Procédure cantonale (arrêt AA 134/17 – 147/2018 – consultable ici)

Les juges cantonaux ont considéré que si la demande d’affiliation ainsi que le questionnaire d’affiliation faisaient expressément mention – sous « établissement » – de l’hôtel « C.__ », rien ne permettait de penser que le risque était limité aux seules activités exercées au sein de cet établissement. En effet, selon l’art. 59 al. 2 LAA, le contrat d’assurance était passé entre un assureur et un employeur. Or la demande d’affiliation et le questionnaire d’affiliation précisaient, sans la moindre ambiguïté, que l’employeur était la société B.__ SA (aujourd’hui : A.__ SA), ce qui ressortait aussi de l’attestation de l’assurance-accidents du 29.01.2003 certifiant que l’ensemble des collaborateurs de B.__ SA était déclaré auprès de ses institutions sociales depuis le 01.07.2002. Au vu des documents relatifs à la relation contractuelle produits en instance cantonale, on ne trouvait aucun indice d’une volonté des parties au contrat de limiter la couverture d’assurance aux seules activités de l’hôtel « C.__ ». Une telle problématique n’avait pas non plus été évoquée en 2006 à l’occasion de la modification de la raison sociale de l’employeur et du but de la société (cf. art. 92 al. 4 LAA). En outre, la limitation de la couverture d’assurance aux seules activités de l’hôtel « C.__ » aurait constitué une clause insolite, à laquelle l’employeur aurait dû être rendu expressément attentif.

Par jugement du 28.11.2018, admission par le tribunal cantonal du recours formé par la Caisse supplétive LAA contre la décision sur opposition, réformée en ce sens que l’assurance-accidents est tenue de prendre en charge les suites de l’accident du 25.06.2014.

 

TF

Le litige porte sur la question de savoir si l’assuré était au bénéfice d’une couverture d’assurance auprès de l’assurance-accidents lors de l’accident du 25.06.2014. Il s’ensuit que le pouvoir d’examen du Tribunal fédéral dans la présente procédure se limite, en ce qui concerne les faits, aux constatations manifestement inexactes – c’est-à-dire arbitraire au sens de l’art. 9 Cst. (ATF 145 V 188 consid. 2 p. 190) – ou établies en violation du droit par les premiers juges (arrêts 8C_393/2011 du 13 février 2012 consid. 2; 8C_814/2009 du 5 août 2010 consid. 1.3; 8C_293/2009 du 23 octobre 2009 consid. 2.3 et les références).

 

Les travailleurs occupés en Suisse sont assurés à titre obligatoire (art. 1a al. 1 let. a LAA) contre les accidents professionnels, les accidents non professionnels et les maladies professionnelles (art. 6 al. 1 LAA). En cas d’accident professionnel, il incombe à l’assureur auprès duquel le travailleur était assuré au moment où est survenu l’accident d’allouer les prestations (art. 77 al. 1, 1 re phrase, LAA).

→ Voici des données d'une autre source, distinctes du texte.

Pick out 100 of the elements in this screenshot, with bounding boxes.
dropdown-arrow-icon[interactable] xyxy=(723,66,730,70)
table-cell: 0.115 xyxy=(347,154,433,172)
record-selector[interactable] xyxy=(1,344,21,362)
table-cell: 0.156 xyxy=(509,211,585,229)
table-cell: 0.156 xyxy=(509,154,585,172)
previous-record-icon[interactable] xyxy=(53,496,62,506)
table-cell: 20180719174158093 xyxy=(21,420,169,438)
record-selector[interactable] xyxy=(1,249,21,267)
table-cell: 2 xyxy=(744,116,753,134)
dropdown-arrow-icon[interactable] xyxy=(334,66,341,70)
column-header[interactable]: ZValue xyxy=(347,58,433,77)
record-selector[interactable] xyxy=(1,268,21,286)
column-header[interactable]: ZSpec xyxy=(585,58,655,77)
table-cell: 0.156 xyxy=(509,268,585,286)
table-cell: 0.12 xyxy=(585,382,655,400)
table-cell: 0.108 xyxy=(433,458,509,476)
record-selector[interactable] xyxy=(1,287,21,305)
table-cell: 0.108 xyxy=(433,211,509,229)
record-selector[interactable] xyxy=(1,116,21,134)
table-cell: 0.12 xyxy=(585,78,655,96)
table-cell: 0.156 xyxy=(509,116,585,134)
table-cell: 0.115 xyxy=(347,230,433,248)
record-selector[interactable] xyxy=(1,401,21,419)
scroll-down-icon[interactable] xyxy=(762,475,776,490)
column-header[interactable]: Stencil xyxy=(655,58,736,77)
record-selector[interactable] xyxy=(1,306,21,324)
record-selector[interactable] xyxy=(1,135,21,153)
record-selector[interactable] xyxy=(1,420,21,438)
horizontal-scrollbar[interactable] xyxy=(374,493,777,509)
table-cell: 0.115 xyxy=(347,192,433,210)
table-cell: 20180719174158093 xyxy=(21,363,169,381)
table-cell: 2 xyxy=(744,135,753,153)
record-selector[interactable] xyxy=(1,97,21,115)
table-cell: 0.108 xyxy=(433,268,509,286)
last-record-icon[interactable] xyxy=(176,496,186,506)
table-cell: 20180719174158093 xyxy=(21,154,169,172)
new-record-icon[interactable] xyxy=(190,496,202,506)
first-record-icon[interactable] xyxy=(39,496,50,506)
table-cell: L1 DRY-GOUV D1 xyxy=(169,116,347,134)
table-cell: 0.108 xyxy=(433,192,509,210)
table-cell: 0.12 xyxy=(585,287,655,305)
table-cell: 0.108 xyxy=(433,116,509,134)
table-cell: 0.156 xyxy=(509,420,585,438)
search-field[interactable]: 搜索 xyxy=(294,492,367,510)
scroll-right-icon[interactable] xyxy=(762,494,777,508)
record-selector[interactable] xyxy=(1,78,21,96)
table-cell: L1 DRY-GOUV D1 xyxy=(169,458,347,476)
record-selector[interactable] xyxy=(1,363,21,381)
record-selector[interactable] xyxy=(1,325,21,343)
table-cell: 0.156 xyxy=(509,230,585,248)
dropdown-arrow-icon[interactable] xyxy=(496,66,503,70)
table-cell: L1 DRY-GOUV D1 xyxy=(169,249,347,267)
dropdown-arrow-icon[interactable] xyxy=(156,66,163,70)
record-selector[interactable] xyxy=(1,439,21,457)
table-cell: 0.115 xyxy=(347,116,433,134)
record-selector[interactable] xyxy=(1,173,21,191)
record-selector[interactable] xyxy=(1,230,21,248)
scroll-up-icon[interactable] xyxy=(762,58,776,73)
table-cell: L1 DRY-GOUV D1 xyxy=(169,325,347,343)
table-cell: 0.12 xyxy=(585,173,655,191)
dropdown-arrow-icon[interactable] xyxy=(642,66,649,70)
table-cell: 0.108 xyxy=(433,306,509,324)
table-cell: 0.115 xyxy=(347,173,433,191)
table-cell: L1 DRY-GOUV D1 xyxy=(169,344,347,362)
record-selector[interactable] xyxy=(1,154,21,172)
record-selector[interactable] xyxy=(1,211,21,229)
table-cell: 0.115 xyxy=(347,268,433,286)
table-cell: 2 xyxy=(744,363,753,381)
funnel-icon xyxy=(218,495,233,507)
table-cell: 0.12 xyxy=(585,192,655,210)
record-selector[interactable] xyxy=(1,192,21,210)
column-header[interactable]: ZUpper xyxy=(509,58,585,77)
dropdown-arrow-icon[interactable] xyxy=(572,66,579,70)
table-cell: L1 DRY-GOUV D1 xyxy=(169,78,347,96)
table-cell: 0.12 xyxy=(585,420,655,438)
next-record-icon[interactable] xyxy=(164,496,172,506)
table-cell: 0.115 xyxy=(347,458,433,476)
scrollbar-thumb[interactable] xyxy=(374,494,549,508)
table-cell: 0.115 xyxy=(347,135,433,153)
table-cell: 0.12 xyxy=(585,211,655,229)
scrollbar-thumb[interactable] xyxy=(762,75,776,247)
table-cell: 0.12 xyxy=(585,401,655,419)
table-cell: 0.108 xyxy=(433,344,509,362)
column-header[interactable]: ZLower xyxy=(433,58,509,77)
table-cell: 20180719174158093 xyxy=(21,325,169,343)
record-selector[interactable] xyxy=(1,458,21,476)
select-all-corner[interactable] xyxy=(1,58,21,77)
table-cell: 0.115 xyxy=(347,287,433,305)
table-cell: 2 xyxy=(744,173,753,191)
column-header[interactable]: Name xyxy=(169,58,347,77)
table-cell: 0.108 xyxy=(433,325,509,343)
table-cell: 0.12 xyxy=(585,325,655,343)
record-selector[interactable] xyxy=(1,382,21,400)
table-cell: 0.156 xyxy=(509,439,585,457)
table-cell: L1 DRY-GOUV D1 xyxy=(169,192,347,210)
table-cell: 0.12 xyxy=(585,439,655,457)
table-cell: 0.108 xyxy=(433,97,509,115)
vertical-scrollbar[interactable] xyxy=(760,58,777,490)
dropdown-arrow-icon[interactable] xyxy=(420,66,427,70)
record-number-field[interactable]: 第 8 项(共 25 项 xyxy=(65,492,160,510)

L’assurance-accidents est gérée, selon les catégories d’assurés, par la CNA ou par d’autres assureurs autorisés et par une caisse supplétive gérée par ceux-ci (art. 58 LAA). Selon l’art. 68 al. 1 LAA, les personnes que la CNA n’a pas la compétence d’assurer doivent être assurées contre les accidents par une entreprise d’assurance privée soumise à la loi fédérale sur la surveillance des assurances (LSA ; RS 961.01), par une caisse publique d’assurance-accidents ou par une caisse-maladie au sens de la loi fédérale sur l’assurance-maladie (LAMal). L’employeur doit veiller à ce que les travailleurs qu’il emploie soient assurés auprès d’un des assureurs désignés à l’art. 68 LAA (art. 69 al. 1, 1e phrase, LAA). Si un travailleur soumis à l’assurance obligatoire n’est pas assuré au moment où survient un accident, la caisse supplétive lui alloue les prestations légales (art. 59 al. 3 LAA ; cf. art. 73 al. 1 LAA).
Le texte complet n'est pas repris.